So I got the 2009 Trek XO2 working with my old gear from the Salsa. I am still uncertain about keeping the Campy Chorus Carbon 10 levers, I mean I like them well enough, but as it stands I don’t see myself converting to a Campy drivetrain and if I upgrade to 10 speed I’d rather go SRAM or Shimano. And currently the 2009 SRAM Rival group looks like the best deal going. The only question that remains is one of gearing. I’m not hoping to make this bike a full time ‘cross racer, more of a light off road touring & dirt buddy if you will, so even in that context carbon shifters seem like a bad idea. I know, I know, bar-end shifters and aero brake levers are always an option. But so are flatbars and a set of cheap SRAM gripshifts.

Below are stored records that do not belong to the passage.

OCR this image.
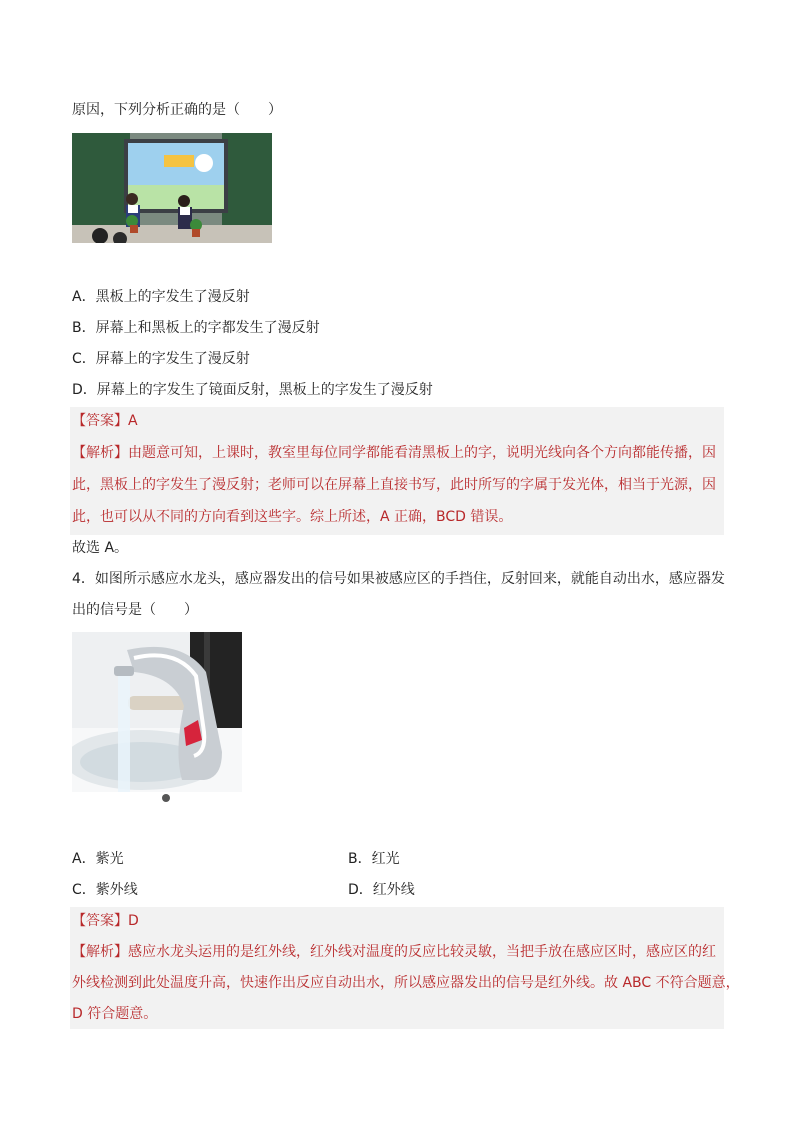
原因，下列分析正确的是（　　）
A．黑板上的字发生了漫反射
B．屏幕上和黑板上的字都发生了漫反射
C．屏幕上的字发生了漫反射
D．屏幕上的字发生了镜面反射，黑板上的字发生了漫反射
【答案】A
【解析】由题意可知，上课时，教室里每位同学都能看清黑板上的字，说明光线向各个方向都能传播，因
此，黑板上的字发生了漫反射；老师可以在屏幕上直接书写，此时所写的字属于发光体，相当于光源，因
此，也可以从不同的方向看到这些字。综上所述，A 正确，BCD 错误。
故选 A。
4．如图所示感应水龙头，感应器发出的信号如果被感应区的手挡住，反射回来，就能自动出水，感应器发
出的信号是（　　）
A．紫光	B．红光
C．紫外线	D．红外线
【答案】D
【解析】感应水龙头运用的是红外线，红外线对温度的反应比较灵敏，当把手放在感应区时，感应区的红
外线检测到此处温度升高，快速作出反应自动出水，所以感应器发出的信号是红外线。故 ABC 不符合题意，
D 符合题意。
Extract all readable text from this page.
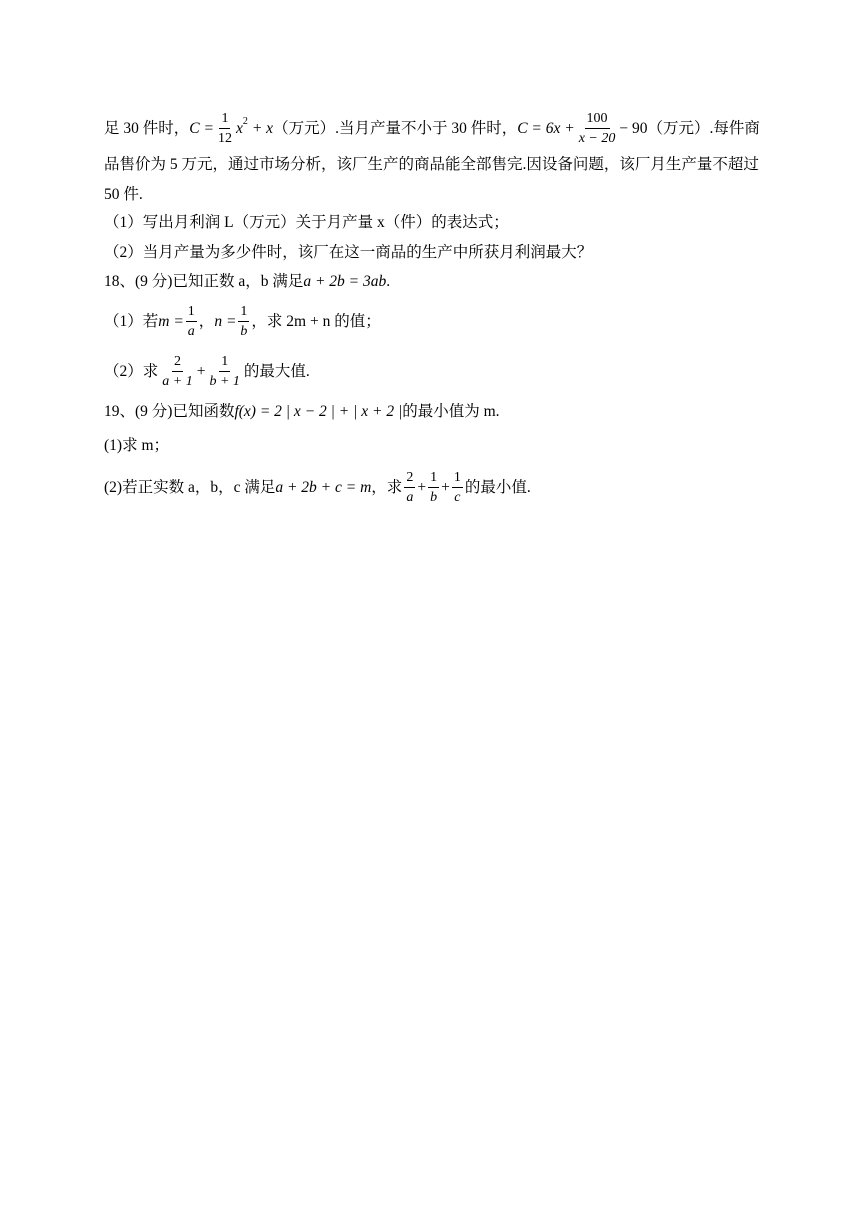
足 30 件时， $C = \frac{1}{12}$ x 2 + x （万元）.当月产量不小于 30 件时， $C = 6x + \frac{100}{x - 20} - 90$ （万元）.每件商
品售价为 5 万元，通过市场分析，该厂生产的商品能全部售完.因设备问题，该厂月生产量不超过
50 件.
（1）写出月利润 L（万元）关于月产量 x（件）的表达式；
（2）当月产量为多少件时，该厂在这一商品的生产中所获月利润最大？
18、(9 分)已知正数 a，b 满足 a + 2b = 3ab .
（1）若 $m = \frac{1}{a}$ ， $n = \frac{1}{b}$ ，求 2m + n 的值；
（2）求 $\frac{2}{a + 1} + \frac{1}{b + 1}$ 的最大值.
19、(9 分)已知函数 f(x) = 2 | x − 2 | + | x + 2 | 的最小值为 m.
(1)求 m；
(2)若正实数 a，b，c 满足 a + 2b + c = m ，求 $\frac{2}{a} + \frac{1}{b} + \frac{1}{c}$ 的最小值.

The real crux of the build, besides which shifters to go with, is just how compact of a chainset I want. Alex Wetmore has a great page talking about the pros and cons of 110 vs 94 BCD cranksets and how compact doubles, especially when you go with something like 46/32 or a 44/31, can actually give you more reasonable chain crossover. When I was looking at gearing tables for 2 x 9 mountain bikes, I pretty much came to the same conclusion. It seems most 2 x 9 mountain drive trains run something like 44 x 29 up front and an 11-34 in the back. Some racers will bump that front chainring to a 46 I guess (or down to a 42) depending on the speed of the course. A 44 x 11 gear gives 104 inches development and a 29 x 34 gives 22 inches (on 26 x 2.1″ tires w/ 175mm cranks). I mean that’s a pretty good spread for off road I’d think.
SO, I’m leaning towards using the more common 110 BCD crankset with a 46/34 up front, unless I happen to win a set of sweet 8 year old Race Face square taper Turbine cranks in a 94 BCD double configuration (or vintage Ritchey Logics) I would say that the advantage of something like a 44/31 setup using an 11-28 cogset gives almost the same range. On my Jake the Snake when we rode across the US I ran a 50/40/30 triple with a 12-32 8 speed cassette in the back and Rivendell “Silver” friction barend shifters. That worked fine. I didn’t find myself fully loaded in 1st gear very often. I’d say I spent most of my time on that trip in the middle 40 tooth ring switching between 24 to 12 on the back (45-90″ development). And as I recall, the real problem was when I shifted up to the 50 tooth ring I really only got two more gears using 50×14 and 50×12 (96″ and 112″ respectively). We generally didn’t go over 18 mph, and as I recall there were only a couple of days when I remember us using having a tailwind and actually using those big rings.
And when Hanka and Katie battled it out for 1st at Pijnacker this past weekend? Well sadly the Rainbow Colors didn’t win it on SRAM Double Tap technology, but it was a good battle nonetheless.